L'analisi comparativa dei genomi virali, derivati dai tamponi effettuati dal 22 febbraio al 4 aprile 2020, ha permesso di identificare l'ingresso del nuovo coronavirus in Lombardia verso la seconda metà di gennaio. Il dato è rafforzato anche dalla valutazione di sieroprevalenza di anticorpi neutralizzanti contro il patogeno, individuati nei donatori di sangue della zona rossa di Lodi che, come riferisce AdnKronos, oltre che a consentire di stimare precisamente la diffusione dell'infezione, ha identificato 5 soggetti sieropositivi nel periodo tra il 12 e il 17 febbraio 2020. Dato che gli anticorpi si sviluppano circa 3-4 settimane dopo l'infezione, questo dato rafforza la convinzione dei ricercatori, secondo cui il nuovo coronavirus era presente in Lombardia già dalla seconda metà di gennaio 2020.

La doppia epidemia

Sono almeno 2 i ceppi di nuovo coronavirus che hanno iniziato a circolare in Lombardia da metà gennaio. E 2 sono le maggiori catene di trasmissione, rilevate a Nord e a Sud della regione. "Quando è stato riscontrato il primo caso a Codogno, in una forma leggermente diversa, lo stesso era già presente nella zona nord (includente Alzano e Nembro)", spiega Fausto Baldanti, responsabile del Laboratorio di virologia molecolare del San Matteo e professore dell'università di Pavia. Secondo quanto emerso dallo studio, la scoperta del virus nel paziente 1 "è tardiva. In realtà il virus già c'era e non solo a Lodi. C'era anche ad Alzano, a Nembro e in varie altre parti della Lombardia". Quando è stato isolato il nuovo coronavirus a Codogno, "ad Alzano già c'era. Osserviamo 2 cluster, 2 ceppi per semplificare, che sono molto simili, ma diversi quanto basta per dire che uno ha infettato il centro nord e un altro ha infettato il sud. Codogno e Alzano-Nembro hanno camminato in parallelo come è successo in altre parti della Lombardia, ma ad Alzano-Nembro ha camminato più rapido".

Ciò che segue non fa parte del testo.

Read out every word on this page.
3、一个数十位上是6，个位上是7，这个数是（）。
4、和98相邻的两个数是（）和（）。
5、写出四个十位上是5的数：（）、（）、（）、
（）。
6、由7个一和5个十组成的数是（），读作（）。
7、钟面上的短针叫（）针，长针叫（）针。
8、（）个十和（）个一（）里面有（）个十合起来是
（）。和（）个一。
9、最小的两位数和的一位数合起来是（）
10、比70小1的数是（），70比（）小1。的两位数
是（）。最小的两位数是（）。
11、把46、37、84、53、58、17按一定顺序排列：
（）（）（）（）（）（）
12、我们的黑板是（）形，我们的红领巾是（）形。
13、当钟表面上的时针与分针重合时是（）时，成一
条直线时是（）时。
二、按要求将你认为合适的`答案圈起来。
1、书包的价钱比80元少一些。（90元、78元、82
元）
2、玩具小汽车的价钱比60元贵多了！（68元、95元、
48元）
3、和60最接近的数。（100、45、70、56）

Gli scienziati sono riusciti a identificare due maggiori catene di trasmissione virale, definite A e B: "La catena A, caratterizzata da 131 sequenze, si è diffusa principalmente nel Nord della Lombardia a partire dal 24 gennaio", nei territori di Bergamo, Alzano e Nembro. La catena B, invece, "composta da 211 sequenze, più variabile, ha caratterizzato l'epidemia del Sud della Lombardia almeno a partire dal 27 gennaio, con le province di Lodi e Cremona investite maggiormente".

Secondo i ricercatori, "non è possibile escludere che la circolazione silente, multipla e simultanea di ceppi diversi, possa aver esacerbato la già elevatissima trasmissibilità del virus e aver creato così una vera tempesta virale in una regione così densamente popolata, come la Lombardia, rendendo difficili gli interventi di contenimento della diffusione stessa". E, ad oggi, riferisce il virologo Perno, il Sars-CoV-2 "è il virus più infettivo che abbia mai visto e sembra fatto per restare, da un punto di vista biologico".

Per questo, "un vaccino efficace è cruciale".